I taught myself about orphanages 12 years ago, not actually because of my work as a human biologist but because of my daughter. She was born in 2004 and her first 14 months of life were spent in an orphanage in China.
I am well acquainted with the vast body of research that shows the physical and psychological harms of deprived environments. Orphanages can arguably be placed under this category along with other places such as refugee camps and some hospitals where children lack close contact and attention. Deprivation comes in many shapes and forms: lack of food, diseases, maltreatment, and child abuse are some of the harms that come to mind. However, I would argue that deprivation of love can be just as deadly.
When I started researching orphanages and child health I read the classic works of paediatrician Harry Bakwin, psychologist John Bowlby and psychiatrist Harry Edelston.
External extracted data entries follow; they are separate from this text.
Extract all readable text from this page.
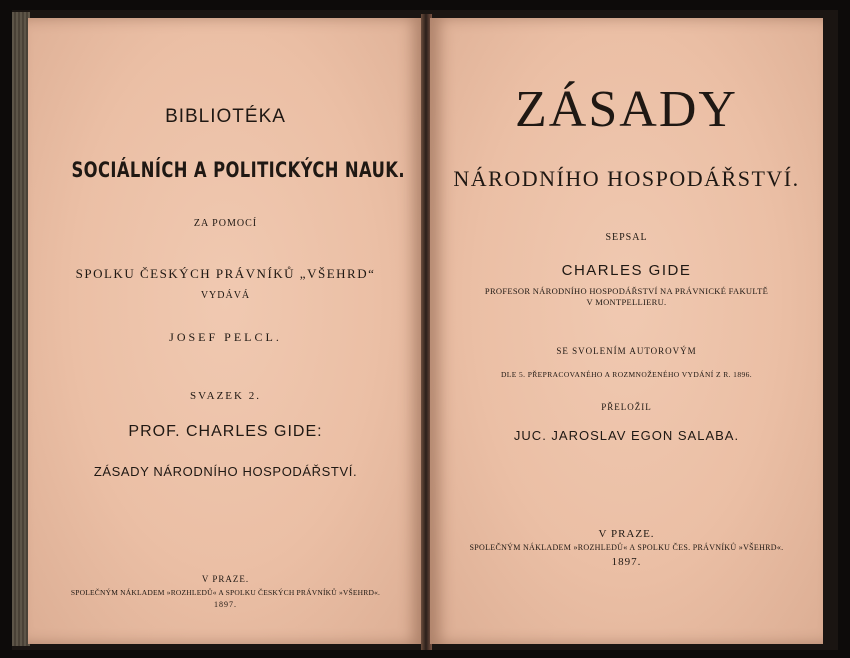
BIBLIOTÉKA
SOCIÁLNÍCH A POLITICKÝCH NAUK.
ZA POMOCÍ
SPOLKU ČESKÝCH PRÁVNÍKŮ „VŠEHRD“
VYDÁVÁ
JOSEF PELCL.
SVAZEK 2.
PROF. CHARLES GIDE:
ZÁSADY NÁRODNÍHO HOSPODÁŘSTVÍ.
V PRAZE.
SPOLEČNÝM NÁKLADEM »ROZHLEDŮ« A SPOLKU ČESKÝCH PRÁVNÍKŮ »VŠEHRD«.
1897.
ZÁSADY
NÁRODNÍHO HOSPODÁŘSTVÍ.
SEPSAL
CHARLES GIDE
PROFESOR NÁRODNÍHO HOSPODÁŘSTVÍ NA PRÁVNICKÉ FAKULTĚ
V MONTPELLIERU.
SE SVOLENÍM AUTOROVÝM
DLE 5. PŘEPRACOVANÉHO A ROZMNOŽENÉHO VYDÁNÍ Z R. 1896.
PŘELOŽIL
JUC. JAROSLAV EGON SALABA.
V PRAZE.
SPOLEČNÝM NÁKLADEM »ROZHLEDŮ« A SPOLKU ČES. PRÁVNÍKŮ »VŠEHRD«.
1897.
At the beginning of the 20th century, in the US and the UK, the death rates among infants placed in orphanages, nurseries, and foundling hospitals were, in some cases, close to 100%. London’s Foundling Museum documents in depth these harsh realities. In the 1940s, the work of psychoanalyst Rene Spitz further documented high infant death rates (one out of three) and, among the babies who didn’t die, high percentages of cognitive, behavioural and psychological dysfunction.
Most of these deaths were not due to starvation or disease, but to severe emotional and sensorial deprivation – in other words, a lack of love. These babies were fed and medically treated, but they were absolutely deprived of important stimulation, especially touch and affection.
The importance of touch
Human touch is fundamental for human development and survival. Research conducted by Ruth Feldman and Tiffany Field has shown the positive effects that come from skin-to-skin touch in premature babies and that these effects are still at work after ten years. Significant gains in neurological development, weight gain, and mental development of premature babies have been shown to be triggered by skin-to-skin stimulation.
Infants in orphanages can be deprived of touch, individual attention, and love. This happens not because all orphanages are terrible places (although some of them are), but because there are usually too many babies for the staff to manage. In the case of the hospitals, in Europe and the US in the first half of the 20th century, nurses were required to cover their faces with surgical masks and not interact with babies. Parents and other family members were prevented from visiting freely as it was believed this would prevent infections from spreading and help keep babies healthy. However, instead of getting better the babies got worse.